No entanto, o relógio biológico impõe os seus limites, como indicou a Dra. Colomé, que explicou que hoje se sabe «que o óvulo tem uma vida média muito curta e que, aos 50 anos, já não é útil». Neste contexto, o congelamento de óvulos ganhou destaque. «O congelamento de óvulos pode proporcionar às mulheres a oportunidade de alcançar estabilidade económica, profissional ou sentimental antes de constituir família», concluiu a especialista.
Novos modelos
Outro fator-chave nesta transformação social é a diversificação dos modelos familiares.
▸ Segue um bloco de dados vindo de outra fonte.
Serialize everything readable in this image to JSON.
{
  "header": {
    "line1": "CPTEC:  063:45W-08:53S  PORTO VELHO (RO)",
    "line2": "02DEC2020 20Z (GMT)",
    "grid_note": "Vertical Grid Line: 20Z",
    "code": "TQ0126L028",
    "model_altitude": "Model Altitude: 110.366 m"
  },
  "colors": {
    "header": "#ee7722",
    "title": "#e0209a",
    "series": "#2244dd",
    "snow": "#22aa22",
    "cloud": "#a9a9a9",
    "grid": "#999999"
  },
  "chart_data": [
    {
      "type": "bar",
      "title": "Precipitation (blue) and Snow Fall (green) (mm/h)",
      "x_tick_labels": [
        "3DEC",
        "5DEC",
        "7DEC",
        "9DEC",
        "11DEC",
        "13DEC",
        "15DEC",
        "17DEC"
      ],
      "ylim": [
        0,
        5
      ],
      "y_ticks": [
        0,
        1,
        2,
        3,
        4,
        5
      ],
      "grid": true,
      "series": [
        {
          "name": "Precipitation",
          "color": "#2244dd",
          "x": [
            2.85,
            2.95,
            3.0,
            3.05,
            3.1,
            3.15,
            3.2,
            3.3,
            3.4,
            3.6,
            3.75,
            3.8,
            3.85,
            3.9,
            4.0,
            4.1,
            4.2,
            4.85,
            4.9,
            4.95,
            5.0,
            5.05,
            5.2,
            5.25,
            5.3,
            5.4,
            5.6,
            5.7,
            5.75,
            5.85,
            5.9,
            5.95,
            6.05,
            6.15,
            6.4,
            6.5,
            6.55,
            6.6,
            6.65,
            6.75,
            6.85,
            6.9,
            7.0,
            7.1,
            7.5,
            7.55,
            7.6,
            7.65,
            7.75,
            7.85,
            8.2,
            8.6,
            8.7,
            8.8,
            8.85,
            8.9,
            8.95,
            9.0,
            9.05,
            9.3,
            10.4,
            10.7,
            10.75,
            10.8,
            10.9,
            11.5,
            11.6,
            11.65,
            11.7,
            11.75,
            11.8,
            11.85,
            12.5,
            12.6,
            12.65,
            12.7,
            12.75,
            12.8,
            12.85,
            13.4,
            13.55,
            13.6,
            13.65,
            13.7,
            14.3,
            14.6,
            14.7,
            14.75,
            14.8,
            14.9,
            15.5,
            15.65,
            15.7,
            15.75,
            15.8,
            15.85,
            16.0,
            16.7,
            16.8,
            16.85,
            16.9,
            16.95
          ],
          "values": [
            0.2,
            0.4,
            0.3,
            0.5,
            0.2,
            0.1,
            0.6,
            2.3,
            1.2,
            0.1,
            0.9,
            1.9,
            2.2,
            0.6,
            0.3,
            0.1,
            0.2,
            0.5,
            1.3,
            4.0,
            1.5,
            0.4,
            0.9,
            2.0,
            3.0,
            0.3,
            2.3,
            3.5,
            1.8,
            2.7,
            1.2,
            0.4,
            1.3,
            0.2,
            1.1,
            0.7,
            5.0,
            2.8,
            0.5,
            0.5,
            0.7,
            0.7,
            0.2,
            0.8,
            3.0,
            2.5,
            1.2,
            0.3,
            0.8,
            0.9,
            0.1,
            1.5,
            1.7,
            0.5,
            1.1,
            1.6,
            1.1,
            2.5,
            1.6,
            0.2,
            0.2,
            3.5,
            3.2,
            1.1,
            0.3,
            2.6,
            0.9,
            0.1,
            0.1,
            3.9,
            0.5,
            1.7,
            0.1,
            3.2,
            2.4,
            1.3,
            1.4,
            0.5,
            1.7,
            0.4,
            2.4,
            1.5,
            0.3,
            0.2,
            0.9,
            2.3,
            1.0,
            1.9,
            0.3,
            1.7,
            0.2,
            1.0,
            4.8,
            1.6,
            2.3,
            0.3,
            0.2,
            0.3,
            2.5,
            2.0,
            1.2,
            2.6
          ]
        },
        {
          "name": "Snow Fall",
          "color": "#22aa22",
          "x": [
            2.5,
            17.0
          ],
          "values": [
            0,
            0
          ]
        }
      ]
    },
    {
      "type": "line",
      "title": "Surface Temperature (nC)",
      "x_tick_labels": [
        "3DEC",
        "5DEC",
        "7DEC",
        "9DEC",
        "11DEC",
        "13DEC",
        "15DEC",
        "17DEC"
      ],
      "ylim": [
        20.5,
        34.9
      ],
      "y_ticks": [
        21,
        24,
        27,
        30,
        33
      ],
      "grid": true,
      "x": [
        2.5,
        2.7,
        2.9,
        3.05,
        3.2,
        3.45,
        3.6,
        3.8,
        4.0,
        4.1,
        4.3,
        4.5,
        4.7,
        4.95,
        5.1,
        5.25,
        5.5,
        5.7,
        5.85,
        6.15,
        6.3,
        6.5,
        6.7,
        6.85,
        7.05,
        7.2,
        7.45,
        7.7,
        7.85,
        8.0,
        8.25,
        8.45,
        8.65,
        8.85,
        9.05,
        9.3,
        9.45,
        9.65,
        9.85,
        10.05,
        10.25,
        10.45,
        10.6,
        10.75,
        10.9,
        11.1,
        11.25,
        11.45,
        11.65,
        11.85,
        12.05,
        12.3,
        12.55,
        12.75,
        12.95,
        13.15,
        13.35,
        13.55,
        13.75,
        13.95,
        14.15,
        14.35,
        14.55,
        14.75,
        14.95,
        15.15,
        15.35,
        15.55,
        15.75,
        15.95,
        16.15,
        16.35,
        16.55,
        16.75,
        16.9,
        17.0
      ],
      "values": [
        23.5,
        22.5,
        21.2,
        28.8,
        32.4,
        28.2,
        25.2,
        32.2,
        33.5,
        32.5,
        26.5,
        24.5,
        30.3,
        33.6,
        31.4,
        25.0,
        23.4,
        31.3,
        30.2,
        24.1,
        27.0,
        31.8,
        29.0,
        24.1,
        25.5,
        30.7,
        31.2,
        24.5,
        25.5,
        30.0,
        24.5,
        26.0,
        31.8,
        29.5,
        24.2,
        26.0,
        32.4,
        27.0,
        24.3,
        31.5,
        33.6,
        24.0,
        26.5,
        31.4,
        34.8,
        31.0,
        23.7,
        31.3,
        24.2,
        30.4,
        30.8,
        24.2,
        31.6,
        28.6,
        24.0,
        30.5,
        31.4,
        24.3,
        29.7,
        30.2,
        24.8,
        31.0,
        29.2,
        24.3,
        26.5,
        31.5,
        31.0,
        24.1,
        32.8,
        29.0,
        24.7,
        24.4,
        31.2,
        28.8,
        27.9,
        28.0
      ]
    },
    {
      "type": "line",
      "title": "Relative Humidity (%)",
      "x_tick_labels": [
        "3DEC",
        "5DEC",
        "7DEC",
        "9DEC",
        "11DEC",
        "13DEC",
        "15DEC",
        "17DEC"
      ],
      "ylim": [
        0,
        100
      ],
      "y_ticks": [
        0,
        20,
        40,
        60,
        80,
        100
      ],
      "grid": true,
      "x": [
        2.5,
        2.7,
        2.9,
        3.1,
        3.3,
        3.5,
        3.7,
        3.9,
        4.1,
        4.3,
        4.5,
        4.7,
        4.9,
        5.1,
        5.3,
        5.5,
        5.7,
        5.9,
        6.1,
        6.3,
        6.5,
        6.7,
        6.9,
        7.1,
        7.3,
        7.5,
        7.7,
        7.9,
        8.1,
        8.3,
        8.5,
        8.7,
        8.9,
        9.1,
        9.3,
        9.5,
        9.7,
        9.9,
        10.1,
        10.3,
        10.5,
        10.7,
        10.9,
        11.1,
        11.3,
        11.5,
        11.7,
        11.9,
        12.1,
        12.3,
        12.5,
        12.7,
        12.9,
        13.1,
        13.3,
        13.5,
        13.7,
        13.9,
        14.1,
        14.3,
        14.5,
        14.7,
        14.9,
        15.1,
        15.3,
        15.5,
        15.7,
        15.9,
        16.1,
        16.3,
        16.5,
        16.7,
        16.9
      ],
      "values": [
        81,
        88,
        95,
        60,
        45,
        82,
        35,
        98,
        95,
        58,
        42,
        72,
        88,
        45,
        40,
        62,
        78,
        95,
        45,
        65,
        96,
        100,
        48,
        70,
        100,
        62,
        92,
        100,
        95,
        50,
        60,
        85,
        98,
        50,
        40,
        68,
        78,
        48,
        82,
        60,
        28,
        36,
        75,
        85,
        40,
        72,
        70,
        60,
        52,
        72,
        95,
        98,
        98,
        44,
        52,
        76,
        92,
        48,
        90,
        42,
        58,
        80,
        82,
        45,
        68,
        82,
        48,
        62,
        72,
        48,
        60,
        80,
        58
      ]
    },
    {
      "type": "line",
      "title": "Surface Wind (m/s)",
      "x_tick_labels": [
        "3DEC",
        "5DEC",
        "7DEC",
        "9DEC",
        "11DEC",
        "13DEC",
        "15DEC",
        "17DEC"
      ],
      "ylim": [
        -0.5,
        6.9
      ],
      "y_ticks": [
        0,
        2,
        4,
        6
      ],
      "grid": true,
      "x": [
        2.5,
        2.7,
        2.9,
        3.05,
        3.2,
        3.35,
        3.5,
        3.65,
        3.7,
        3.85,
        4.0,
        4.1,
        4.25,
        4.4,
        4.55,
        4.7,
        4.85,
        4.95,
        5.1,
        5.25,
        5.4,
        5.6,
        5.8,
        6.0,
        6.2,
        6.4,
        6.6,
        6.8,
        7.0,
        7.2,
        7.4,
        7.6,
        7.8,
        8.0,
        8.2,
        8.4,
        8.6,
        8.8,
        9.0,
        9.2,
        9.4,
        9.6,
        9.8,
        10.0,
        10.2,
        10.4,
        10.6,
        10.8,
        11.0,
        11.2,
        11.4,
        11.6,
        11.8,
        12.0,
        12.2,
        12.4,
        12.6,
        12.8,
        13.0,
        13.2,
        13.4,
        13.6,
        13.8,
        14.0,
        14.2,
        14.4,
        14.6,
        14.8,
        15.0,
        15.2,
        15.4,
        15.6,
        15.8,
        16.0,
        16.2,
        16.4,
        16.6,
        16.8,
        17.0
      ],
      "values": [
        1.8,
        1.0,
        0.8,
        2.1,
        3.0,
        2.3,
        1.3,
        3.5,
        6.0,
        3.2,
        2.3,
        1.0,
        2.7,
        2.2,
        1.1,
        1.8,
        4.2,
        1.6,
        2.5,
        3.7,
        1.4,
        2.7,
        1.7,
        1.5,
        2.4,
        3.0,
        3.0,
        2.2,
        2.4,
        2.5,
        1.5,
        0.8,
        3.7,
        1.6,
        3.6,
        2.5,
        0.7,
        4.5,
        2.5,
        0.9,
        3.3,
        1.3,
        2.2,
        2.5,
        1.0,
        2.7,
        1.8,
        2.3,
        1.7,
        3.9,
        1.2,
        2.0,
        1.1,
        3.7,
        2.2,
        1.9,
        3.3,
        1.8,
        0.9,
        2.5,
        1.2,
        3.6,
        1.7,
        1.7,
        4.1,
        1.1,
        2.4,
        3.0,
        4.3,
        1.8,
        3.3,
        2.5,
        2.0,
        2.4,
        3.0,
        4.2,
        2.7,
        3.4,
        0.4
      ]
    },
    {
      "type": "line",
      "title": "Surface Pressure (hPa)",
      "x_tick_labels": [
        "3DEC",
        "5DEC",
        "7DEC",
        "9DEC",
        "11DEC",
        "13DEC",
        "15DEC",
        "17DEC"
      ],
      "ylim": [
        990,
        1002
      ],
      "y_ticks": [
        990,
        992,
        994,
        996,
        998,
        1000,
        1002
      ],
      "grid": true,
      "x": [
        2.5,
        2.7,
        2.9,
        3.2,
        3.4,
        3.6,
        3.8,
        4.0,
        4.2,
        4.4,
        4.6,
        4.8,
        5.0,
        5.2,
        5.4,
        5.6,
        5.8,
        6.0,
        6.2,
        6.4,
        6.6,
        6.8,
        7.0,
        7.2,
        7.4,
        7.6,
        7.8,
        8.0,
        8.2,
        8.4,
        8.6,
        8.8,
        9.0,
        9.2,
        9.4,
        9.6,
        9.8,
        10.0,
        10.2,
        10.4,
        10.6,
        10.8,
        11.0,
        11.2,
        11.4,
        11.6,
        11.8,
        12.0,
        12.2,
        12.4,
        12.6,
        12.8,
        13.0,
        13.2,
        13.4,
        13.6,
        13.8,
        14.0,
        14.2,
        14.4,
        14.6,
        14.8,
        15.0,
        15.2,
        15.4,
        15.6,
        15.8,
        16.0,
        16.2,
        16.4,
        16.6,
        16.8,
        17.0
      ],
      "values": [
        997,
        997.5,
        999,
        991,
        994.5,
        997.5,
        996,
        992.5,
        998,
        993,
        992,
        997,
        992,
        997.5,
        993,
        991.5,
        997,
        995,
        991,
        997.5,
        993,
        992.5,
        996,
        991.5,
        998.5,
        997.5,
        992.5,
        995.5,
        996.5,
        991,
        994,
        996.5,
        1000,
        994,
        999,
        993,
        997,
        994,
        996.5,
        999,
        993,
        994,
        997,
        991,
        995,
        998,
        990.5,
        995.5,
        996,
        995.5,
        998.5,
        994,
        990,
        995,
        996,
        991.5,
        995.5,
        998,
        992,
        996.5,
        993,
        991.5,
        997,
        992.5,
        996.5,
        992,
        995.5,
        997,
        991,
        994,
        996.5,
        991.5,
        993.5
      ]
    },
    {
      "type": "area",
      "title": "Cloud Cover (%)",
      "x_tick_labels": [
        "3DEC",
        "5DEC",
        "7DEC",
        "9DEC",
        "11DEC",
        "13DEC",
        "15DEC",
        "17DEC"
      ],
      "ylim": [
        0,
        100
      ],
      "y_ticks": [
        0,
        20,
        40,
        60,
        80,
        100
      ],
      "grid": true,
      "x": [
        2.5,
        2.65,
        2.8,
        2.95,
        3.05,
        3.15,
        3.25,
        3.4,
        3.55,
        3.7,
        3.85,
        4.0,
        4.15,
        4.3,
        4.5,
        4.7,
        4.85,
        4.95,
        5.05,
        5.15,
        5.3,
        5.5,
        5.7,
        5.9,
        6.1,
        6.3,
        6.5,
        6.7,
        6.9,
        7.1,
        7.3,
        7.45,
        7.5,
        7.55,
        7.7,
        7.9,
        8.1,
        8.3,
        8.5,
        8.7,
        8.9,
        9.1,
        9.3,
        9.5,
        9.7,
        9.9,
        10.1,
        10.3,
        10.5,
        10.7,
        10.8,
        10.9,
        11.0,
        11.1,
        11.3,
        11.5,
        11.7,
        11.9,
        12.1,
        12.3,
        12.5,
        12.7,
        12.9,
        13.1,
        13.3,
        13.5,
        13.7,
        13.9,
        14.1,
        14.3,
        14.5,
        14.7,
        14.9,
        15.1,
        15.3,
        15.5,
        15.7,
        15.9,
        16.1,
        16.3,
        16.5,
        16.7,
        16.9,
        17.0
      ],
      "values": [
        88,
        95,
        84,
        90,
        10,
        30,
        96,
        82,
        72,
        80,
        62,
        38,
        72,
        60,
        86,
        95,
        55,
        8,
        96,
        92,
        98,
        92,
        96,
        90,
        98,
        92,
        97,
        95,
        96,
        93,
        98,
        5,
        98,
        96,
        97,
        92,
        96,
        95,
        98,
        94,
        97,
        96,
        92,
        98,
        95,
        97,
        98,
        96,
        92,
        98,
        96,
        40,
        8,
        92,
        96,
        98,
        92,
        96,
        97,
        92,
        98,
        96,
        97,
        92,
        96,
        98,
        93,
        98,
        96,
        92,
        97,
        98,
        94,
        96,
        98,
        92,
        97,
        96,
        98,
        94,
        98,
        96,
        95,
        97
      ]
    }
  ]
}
Graças à reprodução assistida, cada vez mais pessoas podem aceder à maternidade ou paternidade, independentemente do seu estado civil ou orientação sexual. «A cada dia há mais modelos familiares não normativos. Os casais homossexuais e as mulheres sem parceiro tornaram-se grande parte dos destinatários», afirmou a Dra. Gil.
Tal como mostra «Valeria», as famílias monoparentais por opção encontram nestas técnicas uma via real para realizar o seu desejo de ter descendência. Esta abertura fomentou uma maior aceitação da diversidade familiar, ajudando a redefinir o conceito de família de forma inclusiva e contemporânea.
Marina Pérez destacou o poder da ficção nesse processo, ressaltando que “o valor que ela tem para normalizar é enorme, ainda mais agora que contamos com plataformas que se tornam megafones para alcançar outros países que vivem realidades muito diferentes da nossa. Daí a importância de ser um reflexo de uma sociedade diversificada e inclusiva”.